When Ted abruptly withdraws his support, she is left without balance. “You can’t have it both ways, none of the responsibility, none of the blame,” Ted screams at Rose. Like Mrs. St. Clair in the previous section, Rose is thrown “off balance.” She has nothing to trust — not her husband, not her mother, not even God. There is nothing to prevent her from losing her balance again. “Even if I had expected it, even if I had known what I was going to do with my life,” she says, “it still would have knocked the wind out of me.” Rose is like the wind; she has no substance.
In contrast, Mrs. Hsu is firmly grounded. Initially, she was supported by her faith. She attended the First Chinese Baptist church every Sunday — until Bing died and she lost her faith. After Bing’s death, her Bible becomes a physical, rather than spiritual, prop — a wedge to shore up a rickety table. Ironically, the Bible is still fulfilling its original purpose — “correcting the imbalances of life.” On the surface, it seems that Mrs. Hsu is just being practical; after all, why waste a perfectly good Bible? But even twenty years later, the cover is still “clean white,” showing that she hasn’t wholly discounted the power of religion to buttress her life. This condition is affirmed when Rose opens the Bible and sees that her mother has entered Bing’s name in “erasable pencil.” This entry is proof that when she made the entry, she didn’t believe that Bing was really dead. She was still hoping that he might return through the power of faith. Even now, she has not reentered his name in ink.
The story of Bing’s death parallels Rose’s condition. The Hsu family, like Rose and Ted early in their marriage, believed that luck and fate were on their side. Mrs. Hsu strongly believed that she could prevent the tragedies detailed in “The Twenty-Six Malignant Gates” by simply being constantly aware of all of them. Ted believed that he could guide the course of their marriage by making all the right decisions. But Rose and Ted both realized, at last, that life was not as simple as that. There was fate to consider.

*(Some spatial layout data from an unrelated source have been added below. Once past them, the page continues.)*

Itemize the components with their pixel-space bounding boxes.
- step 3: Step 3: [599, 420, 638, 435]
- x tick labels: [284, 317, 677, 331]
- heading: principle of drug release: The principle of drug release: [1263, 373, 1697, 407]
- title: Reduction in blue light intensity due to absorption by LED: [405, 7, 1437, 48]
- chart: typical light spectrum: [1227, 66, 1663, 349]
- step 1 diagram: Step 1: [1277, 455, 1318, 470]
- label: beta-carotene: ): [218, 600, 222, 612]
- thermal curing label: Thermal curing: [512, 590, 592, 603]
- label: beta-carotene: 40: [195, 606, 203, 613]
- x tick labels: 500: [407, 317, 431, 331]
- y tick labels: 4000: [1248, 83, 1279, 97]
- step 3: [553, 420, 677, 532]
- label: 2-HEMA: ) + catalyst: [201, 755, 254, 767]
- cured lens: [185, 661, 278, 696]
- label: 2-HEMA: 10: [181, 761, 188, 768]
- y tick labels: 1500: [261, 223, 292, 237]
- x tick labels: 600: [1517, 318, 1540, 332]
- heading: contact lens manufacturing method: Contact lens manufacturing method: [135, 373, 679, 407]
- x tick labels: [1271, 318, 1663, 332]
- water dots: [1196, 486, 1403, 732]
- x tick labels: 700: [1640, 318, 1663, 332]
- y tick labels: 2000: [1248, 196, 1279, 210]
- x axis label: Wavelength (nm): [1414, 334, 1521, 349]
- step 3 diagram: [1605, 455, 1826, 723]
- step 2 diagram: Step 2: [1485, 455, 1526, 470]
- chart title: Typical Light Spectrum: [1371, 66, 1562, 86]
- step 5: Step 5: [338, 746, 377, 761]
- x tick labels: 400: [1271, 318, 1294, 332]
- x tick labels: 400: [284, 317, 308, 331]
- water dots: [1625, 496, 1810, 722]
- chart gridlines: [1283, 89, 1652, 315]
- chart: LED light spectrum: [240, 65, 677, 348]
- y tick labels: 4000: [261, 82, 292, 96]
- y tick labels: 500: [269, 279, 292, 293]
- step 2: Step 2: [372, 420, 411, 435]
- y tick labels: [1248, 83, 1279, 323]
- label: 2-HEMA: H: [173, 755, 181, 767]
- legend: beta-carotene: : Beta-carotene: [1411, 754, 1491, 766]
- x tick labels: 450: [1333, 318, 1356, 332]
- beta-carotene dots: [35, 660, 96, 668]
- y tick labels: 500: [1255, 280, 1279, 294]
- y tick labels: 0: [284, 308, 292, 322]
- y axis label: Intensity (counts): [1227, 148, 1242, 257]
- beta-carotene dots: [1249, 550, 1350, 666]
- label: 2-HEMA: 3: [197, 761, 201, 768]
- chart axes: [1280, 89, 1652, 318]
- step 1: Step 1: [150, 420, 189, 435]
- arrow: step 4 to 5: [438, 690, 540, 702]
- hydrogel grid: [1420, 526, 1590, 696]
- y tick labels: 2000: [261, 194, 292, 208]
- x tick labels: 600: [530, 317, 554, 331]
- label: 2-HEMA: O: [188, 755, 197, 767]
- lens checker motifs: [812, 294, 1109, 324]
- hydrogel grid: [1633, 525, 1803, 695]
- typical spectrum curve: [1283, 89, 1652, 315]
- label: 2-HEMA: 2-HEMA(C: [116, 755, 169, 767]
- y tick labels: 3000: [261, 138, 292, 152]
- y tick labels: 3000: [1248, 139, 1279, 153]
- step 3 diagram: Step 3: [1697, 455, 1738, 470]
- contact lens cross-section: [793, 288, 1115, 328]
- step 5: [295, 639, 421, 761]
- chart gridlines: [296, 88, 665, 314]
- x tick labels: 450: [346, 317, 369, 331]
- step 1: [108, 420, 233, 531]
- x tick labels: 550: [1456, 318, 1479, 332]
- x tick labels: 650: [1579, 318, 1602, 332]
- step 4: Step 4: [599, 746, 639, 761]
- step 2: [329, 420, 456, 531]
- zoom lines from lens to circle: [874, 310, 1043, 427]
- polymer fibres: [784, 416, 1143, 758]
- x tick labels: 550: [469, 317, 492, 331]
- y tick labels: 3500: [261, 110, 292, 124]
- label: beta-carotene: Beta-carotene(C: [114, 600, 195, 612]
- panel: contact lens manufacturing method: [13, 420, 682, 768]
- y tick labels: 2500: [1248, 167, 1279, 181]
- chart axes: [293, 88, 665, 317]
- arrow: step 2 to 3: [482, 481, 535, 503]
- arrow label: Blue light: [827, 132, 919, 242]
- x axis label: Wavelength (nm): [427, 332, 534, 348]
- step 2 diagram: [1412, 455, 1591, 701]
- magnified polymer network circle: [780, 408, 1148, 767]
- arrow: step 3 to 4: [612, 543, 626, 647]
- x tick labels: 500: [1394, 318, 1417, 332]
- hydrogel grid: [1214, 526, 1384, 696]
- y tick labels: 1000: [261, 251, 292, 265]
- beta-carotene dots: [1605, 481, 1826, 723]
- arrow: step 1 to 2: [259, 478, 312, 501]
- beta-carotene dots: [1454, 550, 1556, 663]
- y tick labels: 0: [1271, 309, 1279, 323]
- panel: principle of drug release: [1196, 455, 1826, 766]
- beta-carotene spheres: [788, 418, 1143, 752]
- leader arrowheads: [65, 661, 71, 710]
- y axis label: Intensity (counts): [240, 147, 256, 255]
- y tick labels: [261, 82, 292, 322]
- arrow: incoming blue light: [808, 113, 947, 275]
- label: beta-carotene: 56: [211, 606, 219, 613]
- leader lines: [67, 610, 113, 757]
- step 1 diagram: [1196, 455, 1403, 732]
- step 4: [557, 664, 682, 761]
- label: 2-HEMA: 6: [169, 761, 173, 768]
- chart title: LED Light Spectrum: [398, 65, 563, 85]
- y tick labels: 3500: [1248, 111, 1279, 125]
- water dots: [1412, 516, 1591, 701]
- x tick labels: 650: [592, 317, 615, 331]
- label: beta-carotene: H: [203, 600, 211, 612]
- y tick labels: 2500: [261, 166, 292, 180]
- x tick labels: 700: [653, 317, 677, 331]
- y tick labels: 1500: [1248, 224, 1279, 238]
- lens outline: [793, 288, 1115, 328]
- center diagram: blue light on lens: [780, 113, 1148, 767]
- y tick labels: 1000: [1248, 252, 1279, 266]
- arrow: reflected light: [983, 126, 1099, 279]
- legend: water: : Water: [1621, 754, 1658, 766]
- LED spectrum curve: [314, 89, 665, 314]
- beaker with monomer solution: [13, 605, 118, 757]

Mrs. Hsu mispronounces “faith” as “fate.” She attributes their good luck to “faith,” only she pronounces it “fate.” Rose comes to believe that it was fate — not faith — all along. Their good luck was nothing more than an illusion. Evil is arbitrary and non-preventable. The imagery of the scene of Bing’s death reinforces the power of fate’s arbitrary hand.
The beach is described as being “like a giant bowl, cracked in half, the other half washed out to sea.” This is what will happen to the Hsu family after Bing’s death. Moments before the accident, he was sitting “just where the shadows ended and the sunny part began.” Like Rose and Ted, he was caught between “half and half,” the title of the story.
At the end of the story, Rose concludes that fate “is shaped half by expectation, half by inattention.” What remains after tragedy? Faith. This is Mrs. Hsu’s reaction to loss, and it is the path that she advises Rose to take. It remains to be seen if Rose can harness the “invisible strength” of the wind that powers Waverly Jong and her mother — or if the wind will sweep her off her feet, off balance.